Interestingly, the occurrence of LVI emerged as the only significant and independent prognostic variable in our patients with stage I CRC, as we already found in a previous study [26]. Interestingly, two of the pT1 CRCs included in our cohort who died of disease during the follow-up exhibited multiple synchronous KRAS mutations.
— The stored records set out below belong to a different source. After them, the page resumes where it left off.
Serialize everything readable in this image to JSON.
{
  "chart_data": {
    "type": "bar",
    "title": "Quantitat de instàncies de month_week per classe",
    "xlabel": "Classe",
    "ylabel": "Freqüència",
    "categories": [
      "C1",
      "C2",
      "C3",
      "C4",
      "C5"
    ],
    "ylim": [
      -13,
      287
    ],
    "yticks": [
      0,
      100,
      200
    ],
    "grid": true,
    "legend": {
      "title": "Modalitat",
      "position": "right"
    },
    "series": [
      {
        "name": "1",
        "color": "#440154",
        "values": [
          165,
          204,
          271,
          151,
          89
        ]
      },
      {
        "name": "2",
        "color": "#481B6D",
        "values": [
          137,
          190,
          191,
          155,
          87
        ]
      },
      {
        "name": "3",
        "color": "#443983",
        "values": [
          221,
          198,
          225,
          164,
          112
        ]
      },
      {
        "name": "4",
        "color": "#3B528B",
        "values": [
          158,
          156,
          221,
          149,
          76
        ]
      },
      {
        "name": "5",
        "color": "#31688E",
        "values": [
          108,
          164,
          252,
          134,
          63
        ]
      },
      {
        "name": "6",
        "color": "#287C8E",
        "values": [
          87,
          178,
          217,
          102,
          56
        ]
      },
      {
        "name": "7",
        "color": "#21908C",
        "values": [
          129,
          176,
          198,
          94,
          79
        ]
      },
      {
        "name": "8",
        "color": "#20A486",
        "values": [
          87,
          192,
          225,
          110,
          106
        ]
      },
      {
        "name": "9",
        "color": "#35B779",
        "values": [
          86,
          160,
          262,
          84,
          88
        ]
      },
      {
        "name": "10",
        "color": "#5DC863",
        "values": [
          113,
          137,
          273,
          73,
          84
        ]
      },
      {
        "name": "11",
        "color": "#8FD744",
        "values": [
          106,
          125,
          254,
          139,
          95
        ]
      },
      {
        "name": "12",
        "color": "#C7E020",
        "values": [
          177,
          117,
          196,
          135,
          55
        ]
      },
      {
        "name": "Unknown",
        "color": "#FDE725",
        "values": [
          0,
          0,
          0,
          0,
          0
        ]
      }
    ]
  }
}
Therefore, the assessment of KRAS/PIK3CA mutational status may be particularly important to predict prognosis of patients with pT1 CRC submitted to endoscopic conservative treatments in the aim to identify patients at high risk of metastatic diffusion and worse outcome, who could be submitted to surgery and adjuvant treatments.

In conclusion, this is the first study specifically analyzing the molecular profile of stage I CRC. The presence of KRAS mutations, that of simultaneous mutations in PIK3CA gene, or that of multiple KRAS mutations was significantly associated with shorter CSS. PIK3CA or multiple KRAS mutations were associated with nodal micrometastases and PDC G3 as well. If our findings are confirmed in further studies, the analysis of KRAS/PIK3CA mutational status may be used to identify patients with stage I or pT1 CRCs at high risk of worse outcome, who may need additional treatments.

Data Availability

The data used to support the findings of this study are available from the corresponding author upon request.

Conflicts of Interest

The authors have no conflict of interest to declare.

Authors’ Contributions

Luca Reggiani Bonetti and Valeria Barresi contributed equally to this paper.


The study was supported by funds from “Programma di Ricerca Regione Univerisità 2010-2012”, funded by Regione Emilia-Romagna, entitled “Use of biomarkers and gene expression profiles to identify cancer patients with different prognosis and sensitivity to molecular targeted agents.”